A aflição

Era tarde. Tarde suficiente para as ruas estarem completamente desertas e silenciosas. Sapos e grilos faziam convenção de chiados, talvez em disputa. Ouvia-se o velho ônibus vindo do fim da rua, chacoalhando peça por peça, como quem ameaça desmontar em mil pedaços.
Lúcio, cansado como ele só, depois de um dia fatigante de trabalho, estava ali em seu canto – tremendo de medo – esperando o ônibus. Queria chegar em casa, tirar os sapatos, esparramar no sofá, comer a comidinha da patroa – mesmo estando fria. Não importava. Tinha fome e sono. Mas as duas só não eram maiores que seu medo.
Seu Lúcio (como era conhecido em seu bairro), morria de medo de assalto. Pra piorar a situação, tinha visto no noticiário que os índices de assaltos em ônibus estavam alarmantes. Medroso como já era, a notícia só o fez sentir-se mais temeroso ainda – e mais covarde.

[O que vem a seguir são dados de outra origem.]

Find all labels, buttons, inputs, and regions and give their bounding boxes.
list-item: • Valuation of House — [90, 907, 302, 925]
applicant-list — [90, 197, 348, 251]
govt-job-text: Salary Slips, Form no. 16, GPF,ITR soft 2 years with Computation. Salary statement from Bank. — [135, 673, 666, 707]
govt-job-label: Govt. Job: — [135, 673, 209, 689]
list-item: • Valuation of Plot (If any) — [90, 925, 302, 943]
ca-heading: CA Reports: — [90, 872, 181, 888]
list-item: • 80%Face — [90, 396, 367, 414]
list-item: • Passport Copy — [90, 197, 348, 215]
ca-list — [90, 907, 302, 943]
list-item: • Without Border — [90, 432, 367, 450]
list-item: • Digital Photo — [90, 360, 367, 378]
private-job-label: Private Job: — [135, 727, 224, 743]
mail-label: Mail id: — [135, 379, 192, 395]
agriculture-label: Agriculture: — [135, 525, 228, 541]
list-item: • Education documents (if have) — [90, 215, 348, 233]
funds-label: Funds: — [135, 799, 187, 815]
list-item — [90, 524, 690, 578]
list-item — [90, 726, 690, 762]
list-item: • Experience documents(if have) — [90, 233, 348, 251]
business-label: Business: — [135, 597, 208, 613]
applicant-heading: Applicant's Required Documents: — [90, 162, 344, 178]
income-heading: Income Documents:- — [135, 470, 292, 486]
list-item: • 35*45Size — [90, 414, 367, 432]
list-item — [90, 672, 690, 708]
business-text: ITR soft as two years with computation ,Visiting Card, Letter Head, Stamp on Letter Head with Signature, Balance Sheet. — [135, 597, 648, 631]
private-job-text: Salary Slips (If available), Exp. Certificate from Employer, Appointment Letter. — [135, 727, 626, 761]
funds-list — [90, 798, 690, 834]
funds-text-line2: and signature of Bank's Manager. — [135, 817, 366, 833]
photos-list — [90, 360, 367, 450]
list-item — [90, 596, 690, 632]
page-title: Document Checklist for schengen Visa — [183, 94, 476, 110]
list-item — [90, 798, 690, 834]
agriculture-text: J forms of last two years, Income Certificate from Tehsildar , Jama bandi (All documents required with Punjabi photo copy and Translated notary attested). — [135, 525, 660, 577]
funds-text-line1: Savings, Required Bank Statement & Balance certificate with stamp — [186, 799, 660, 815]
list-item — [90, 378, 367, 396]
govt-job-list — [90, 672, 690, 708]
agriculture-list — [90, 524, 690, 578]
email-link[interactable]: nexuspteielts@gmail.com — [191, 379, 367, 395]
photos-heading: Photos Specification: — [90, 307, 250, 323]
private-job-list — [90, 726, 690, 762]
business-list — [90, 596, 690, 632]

O ônibus vinha do fim da rua. Identificou-o como sendo o que esperava. Graças a Deus!
Entrou no ônibus – este vazio, fora a presença do motorista, cobrador e um sujeito sentado no fundo – cumprimentou o motorista e o cobrador. Dirigiu-se ao meio do ônibus, vagaroso – e medroso. Fez contato visual rápido com o sujeito do fundo. Achou que era suspeito. Valei-me minha Nossa Senhora! E agora? E se for um assaltante?
O ônibus iria custar para chegar em casa, próxima ao destino final da rota. Dava espiadas de canto de olho para o rapaz. O sujeito parecia estranho, nervoso com alguma coisa. Olhava para todos os cantos, suava muito e, estava duro em sua poltrona – nada confortável.

Seu Lúcio percebeu esse nervosismo e logo pensou no pior, achando que era um marginal criando coragem. Tremia nas bases, batia o queixo, suava mais que o bandido. Droga! É agora. Justo no dia que recebo meu pagamento! E aquela aflição não tinha fim. O cobrador cochilava com a cabeça recostada na janela; o motorista ouvia um rádio de pilha que estava ao seu lado, transmitindo um jogo de futebol. Seu Lúcio estava aflito. Ou melhor, louco de aflição. Decidiu aproximar-se a porta, que para seu desagrado era próxima ao assento do bandido. E agora? Vou de qualquer jeito, afinal posso perder meu ponto. Além do mais, acontecendo algo, posso saltar com toda minha força contra a porta e me salvar. Alguns machucados, claro, mas fora isso, salvo.

O rapaz ao fundo, tremia de aflição, nervoso com o assalto. Sentia o cano frio junto à barriga e suava cada vez mais. Respirava fundo, soltava grandes porções de ar. Olhava repetidamente para todos os lados, como se verificasse algo – que definitivamente não estaria ali. Ouviu um baque e arregalou os olhos. Seu Lúcio arregalou mais ainda. Os dois se olharam. Não havia sido nenhum dos dois. O rádio de pilha do motorista havia caído no chão do ônibus. Respiraram ambos aliviados. A tensão estava no ar e, a qualquer momento o ato aconteceria.

O que fazer? O que fazer? Seu Lúcio tomou coragem, engoliu seco, foi até o rapaz. Puxou a arma da cintura do sujeito e clamou em alto e bom tom:
Isso é um assalto!

Desesperado, o rapaz passou tudo o que tinha. Desde uma correntinha de falsa prata, um anel de plástico, uns vale-transportes e alguns trocados que tinha no bolso.
O motorista gelou instantaneamente. O cobrador continuava dormindo, como se nada tivesse acontecido. Seu Lúcio deu o sinal e comentou que era seu ponto.
Desceu os degraus do ônibus e foi caminhando até o portão de casa, enquanto o ônibus distanciava-se até o fim daquela rua escura.

Realmente, os índices de assalto em ônibus estão alarmantes, pensava.